11 JANUARY 1890, Page 14

THE DEPOPULATION OF IRELAND.

[To THE EDITOR OP THE " SPECTATOR."]

Sin,—By my statement that the population of the Eastern half of Ireland is " thicker " than that of the Western half, I did not imagine I could be supposed to mean anything else than that there are more inhabitants to the square mile in Eastern than in Western Ireland. My statement is gii.ffely one to be tested by statistics.

As Mr. Redington fails to produce any, I beg to refer him to the statistical tables for Ireland based on the census of 1881, where he will find that the density of the population in Leinster is 169 to the square mile, while that of Connaught is only 124. In other words, there are rather less than four acres per head of population in Leinster to more than five in Connaught. In the absence of any extension of industrial occupation, it is obvious that, after allowing for the superior comparative fertility of Leinster, there is no room there for the surplus population of Connaught.

Yet migration, as opposed to emigration, is notoriously the Nationalist remedy for relieving the congested districts of the West. Mr. Redington's statement that "Mr. Parnell en- deavoured to enlarge the holdings of the agricultural tenants on an estate in the West of Ireland by dividing among them neighbouring grass farms" is the first I hear of a Nationalist attempt to consolidate holdings in the West or elsewhere; and his explanation of Mr. Parnell's failure is quite new to me, and, I venture to think, to most people.

To divide grass or any other " farms " would seem to imply first getting them into your hands, or, in Irish phraseology, " grabbing" them. Surely the Nationalist leader could never have contemplated such an enormity. Nor does it seem clear how the mere consolidation of holdings, without migration or emigration, would help to relieve the congestion of the population.

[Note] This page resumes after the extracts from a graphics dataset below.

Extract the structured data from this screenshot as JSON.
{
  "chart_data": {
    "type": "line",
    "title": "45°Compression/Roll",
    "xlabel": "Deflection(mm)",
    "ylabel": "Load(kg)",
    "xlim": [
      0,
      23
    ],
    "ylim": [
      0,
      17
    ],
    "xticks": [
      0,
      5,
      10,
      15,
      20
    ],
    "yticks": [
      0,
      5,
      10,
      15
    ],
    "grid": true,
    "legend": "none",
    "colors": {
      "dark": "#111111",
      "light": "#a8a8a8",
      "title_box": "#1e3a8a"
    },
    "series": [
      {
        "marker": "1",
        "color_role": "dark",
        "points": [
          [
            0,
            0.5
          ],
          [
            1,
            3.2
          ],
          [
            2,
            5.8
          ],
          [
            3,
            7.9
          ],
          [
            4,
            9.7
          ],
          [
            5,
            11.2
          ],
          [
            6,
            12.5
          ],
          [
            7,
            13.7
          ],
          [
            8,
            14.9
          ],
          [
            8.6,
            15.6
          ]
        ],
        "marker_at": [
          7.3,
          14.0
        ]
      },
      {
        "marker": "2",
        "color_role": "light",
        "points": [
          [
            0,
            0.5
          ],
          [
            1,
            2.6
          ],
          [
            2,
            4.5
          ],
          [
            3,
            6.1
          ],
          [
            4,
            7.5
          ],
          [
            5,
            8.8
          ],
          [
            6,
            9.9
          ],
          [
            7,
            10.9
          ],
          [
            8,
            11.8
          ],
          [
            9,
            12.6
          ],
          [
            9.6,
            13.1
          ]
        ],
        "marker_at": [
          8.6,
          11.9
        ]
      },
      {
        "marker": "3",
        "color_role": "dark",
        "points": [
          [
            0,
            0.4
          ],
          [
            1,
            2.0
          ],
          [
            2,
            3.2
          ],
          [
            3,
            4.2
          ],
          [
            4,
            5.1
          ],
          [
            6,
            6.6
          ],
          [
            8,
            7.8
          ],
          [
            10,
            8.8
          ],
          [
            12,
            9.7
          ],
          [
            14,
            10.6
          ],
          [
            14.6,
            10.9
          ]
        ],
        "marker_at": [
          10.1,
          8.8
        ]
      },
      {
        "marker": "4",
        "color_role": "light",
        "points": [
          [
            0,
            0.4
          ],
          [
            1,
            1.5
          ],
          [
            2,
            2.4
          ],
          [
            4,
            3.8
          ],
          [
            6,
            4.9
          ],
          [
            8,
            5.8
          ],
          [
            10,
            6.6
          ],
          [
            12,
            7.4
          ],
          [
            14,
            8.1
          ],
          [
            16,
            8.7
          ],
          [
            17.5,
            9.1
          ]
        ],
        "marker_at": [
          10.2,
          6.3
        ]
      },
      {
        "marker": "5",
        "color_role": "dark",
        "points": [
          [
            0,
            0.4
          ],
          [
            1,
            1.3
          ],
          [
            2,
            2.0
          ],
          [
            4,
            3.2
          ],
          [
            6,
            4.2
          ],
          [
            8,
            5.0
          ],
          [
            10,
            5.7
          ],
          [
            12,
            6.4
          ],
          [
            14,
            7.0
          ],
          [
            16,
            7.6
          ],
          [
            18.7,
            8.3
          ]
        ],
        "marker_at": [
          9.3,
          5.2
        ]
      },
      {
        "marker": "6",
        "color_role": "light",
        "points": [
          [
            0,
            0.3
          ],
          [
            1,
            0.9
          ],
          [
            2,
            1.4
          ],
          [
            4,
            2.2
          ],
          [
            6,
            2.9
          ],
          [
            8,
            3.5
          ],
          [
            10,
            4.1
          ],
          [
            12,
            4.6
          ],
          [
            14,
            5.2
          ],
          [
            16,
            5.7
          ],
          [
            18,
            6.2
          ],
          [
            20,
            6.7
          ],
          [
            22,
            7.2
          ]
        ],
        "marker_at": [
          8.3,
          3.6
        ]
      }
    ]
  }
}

As for Mr. Redington's unsupported assertion that the persons evicted in the famine years were "to a large extent respectable farmers," it is not only inherently improbable, but absolutely contradicted by all the evidence I have been able to collect, both on the spot and from documents. It is simply incredible that Irish landlords generally evicted well-to-do tenants in the famine years, when it is notorious that their main energies were devoted to feeding or emigrating their too numerous starving tenants.—I am, Sir, &c.,

Six Mile Bottom, Cambridgeshire. W. H. HALL.